Court Opinion

ID: 7097189
Source: CourtListenerOpinion
Date Created: 2022-07-24 12:12:10.47911+00
Date Added: 2024-06-11T16:13:17.481194
License: Public Domain

Beck,' J.,
dissentvng. — I. Upon the point involving the validity of the taxes levied to pay the bonds, I am unable to concur in the conclusions of the foregoing opinion. In my judgment the constitutional prohibition against county indebtness operates upon the debt attempted to be contracted whatever shape it may assume, or whatever evidence of its existence is created. It matters not whether the prohibited debt is evidenced by bond or judgment, it is utterly void — a nullity wherever, whenever, however it makes its appearance as a claim upon the county. The prohibition operates upon the creditor, the people of the county, the officers of the county, the county as a corporation, and upon all who become in any way interested in the matter; it operates, too, upon the courts and judgments rendered by the courts attempting to enforce the unconstitutional debts. These are all subordinate to the constitution.
’'When the supreme law of the State' declares that the debt cannot be contracted, it means that it cannot exist.

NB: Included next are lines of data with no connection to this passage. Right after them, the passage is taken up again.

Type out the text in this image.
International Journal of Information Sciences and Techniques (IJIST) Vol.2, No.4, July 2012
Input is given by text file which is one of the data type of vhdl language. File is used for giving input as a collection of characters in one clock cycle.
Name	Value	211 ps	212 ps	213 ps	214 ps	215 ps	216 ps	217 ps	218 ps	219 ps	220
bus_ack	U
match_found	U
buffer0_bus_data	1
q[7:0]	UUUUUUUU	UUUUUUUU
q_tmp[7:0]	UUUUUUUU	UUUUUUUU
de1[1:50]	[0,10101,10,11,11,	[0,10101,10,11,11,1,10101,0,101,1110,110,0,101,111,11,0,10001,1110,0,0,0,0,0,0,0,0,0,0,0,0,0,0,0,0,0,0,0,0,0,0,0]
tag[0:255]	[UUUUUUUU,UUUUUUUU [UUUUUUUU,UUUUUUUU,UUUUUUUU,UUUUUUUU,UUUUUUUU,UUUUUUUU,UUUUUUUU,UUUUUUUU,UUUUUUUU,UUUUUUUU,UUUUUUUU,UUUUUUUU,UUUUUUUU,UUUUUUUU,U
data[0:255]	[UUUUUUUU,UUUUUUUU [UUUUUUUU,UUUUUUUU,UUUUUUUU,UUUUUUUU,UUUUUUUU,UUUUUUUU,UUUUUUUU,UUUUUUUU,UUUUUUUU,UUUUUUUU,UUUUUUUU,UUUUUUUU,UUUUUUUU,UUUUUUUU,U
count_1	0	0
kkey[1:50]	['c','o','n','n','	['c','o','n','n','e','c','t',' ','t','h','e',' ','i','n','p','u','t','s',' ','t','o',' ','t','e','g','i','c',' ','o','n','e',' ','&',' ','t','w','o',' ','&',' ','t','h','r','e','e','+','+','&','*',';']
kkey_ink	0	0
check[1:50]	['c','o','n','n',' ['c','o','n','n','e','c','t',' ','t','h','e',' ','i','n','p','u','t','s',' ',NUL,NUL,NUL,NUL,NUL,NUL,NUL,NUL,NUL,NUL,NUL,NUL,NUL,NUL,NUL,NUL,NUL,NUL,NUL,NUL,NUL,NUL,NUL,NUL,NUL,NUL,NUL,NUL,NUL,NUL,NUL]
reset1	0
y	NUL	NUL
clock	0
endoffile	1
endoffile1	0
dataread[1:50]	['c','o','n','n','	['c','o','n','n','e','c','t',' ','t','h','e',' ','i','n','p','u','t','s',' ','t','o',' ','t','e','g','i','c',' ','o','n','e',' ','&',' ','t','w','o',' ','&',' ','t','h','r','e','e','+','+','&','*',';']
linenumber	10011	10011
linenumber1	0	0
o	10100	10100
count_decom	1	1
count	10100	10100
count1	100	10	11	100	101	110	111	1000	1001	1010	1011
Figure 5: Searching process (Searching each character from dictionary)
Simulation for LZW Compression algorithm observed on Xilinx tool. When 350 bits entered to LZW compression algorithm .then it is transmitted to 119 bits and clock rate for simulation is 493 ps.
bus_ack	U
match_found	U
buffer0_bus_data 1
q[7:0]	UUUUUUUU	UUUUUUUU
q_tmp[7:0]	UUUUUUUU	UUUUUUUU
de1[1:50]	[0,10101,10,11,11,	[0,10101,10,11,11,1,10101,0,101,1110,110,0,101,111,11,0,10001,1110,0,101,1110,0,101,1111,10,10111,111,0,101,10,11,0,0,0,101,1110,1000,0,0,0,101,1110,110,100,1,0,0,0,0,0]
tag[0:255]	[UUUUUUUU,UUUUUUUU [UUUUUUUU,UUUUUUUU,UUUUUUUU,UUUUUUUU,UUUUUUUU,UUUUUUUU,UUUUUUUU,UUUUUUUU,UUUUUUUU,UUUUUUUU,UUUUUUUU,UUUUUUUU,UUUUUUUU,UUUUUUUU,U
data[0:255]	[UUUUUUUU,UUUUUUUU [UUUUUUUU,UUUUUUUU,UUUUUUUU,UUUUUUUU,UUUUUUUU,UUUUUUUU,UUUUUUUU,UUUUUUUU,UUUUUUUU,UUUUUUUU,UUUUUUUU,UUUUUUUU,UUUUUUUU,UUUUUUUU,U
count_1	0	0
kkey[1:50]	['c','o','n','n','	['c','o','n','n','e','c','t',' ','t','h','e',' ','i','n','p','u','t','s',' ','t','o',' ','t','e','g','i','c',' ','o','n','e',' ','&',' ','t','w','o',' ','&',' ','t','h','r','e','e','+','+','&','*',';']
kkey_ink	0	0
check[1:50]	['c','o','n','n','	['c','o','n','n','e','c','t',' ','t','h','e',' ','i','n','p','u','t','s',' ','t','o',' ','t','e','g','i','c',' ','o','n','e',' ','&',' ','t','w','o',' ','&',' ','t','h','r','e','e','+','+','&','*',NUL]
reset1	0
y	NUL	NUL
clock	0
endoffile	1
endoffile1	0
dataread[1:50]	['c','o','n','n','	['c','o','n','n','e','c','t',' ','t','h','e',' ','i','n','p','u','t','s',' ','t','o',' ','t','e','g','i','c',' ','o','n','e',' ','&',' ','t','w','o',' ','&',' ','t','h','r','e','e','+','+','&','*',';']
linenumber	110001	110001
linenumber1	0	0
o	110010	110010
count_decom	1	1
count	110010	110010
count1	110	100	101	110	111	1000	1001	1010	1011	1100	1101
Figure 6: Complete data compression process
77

This law cannot be defeated by the people of the county, willing to contract the debt, by county officers consenting to a judgment, by judgment of a court, nor by any means to which violators of the constitution and law may resort.
It surely is inconsistent with the dignity and power of the State to hold that the people, county officers and courts of the State, may defeat the express provision of the supreme law— may render valid and enforce a debt which the constitution declares cannot be contracted and shall not exist.
The whole world must take notice of the provisions of the constitution. No one can claim to be a bona fide holder without notice of a bond issued for a debt forbidden by that instrument. No holder of such a bond can have any equity that will defeat the constitution.
These views and the conclusion I reach, in my opinion, are *179supported by our decisions in McPherson et al. v. Foster Bros, et al., 43 Iowa, 48; and Mosher, v. Ind. School Dist. of Ackley, 44 Iowa, 122.
II. I assent to the conclusions of the opinion of the majority of the court upon the questions involving the validity of the road taxes, and concur in the opinion to that extent, but no farther.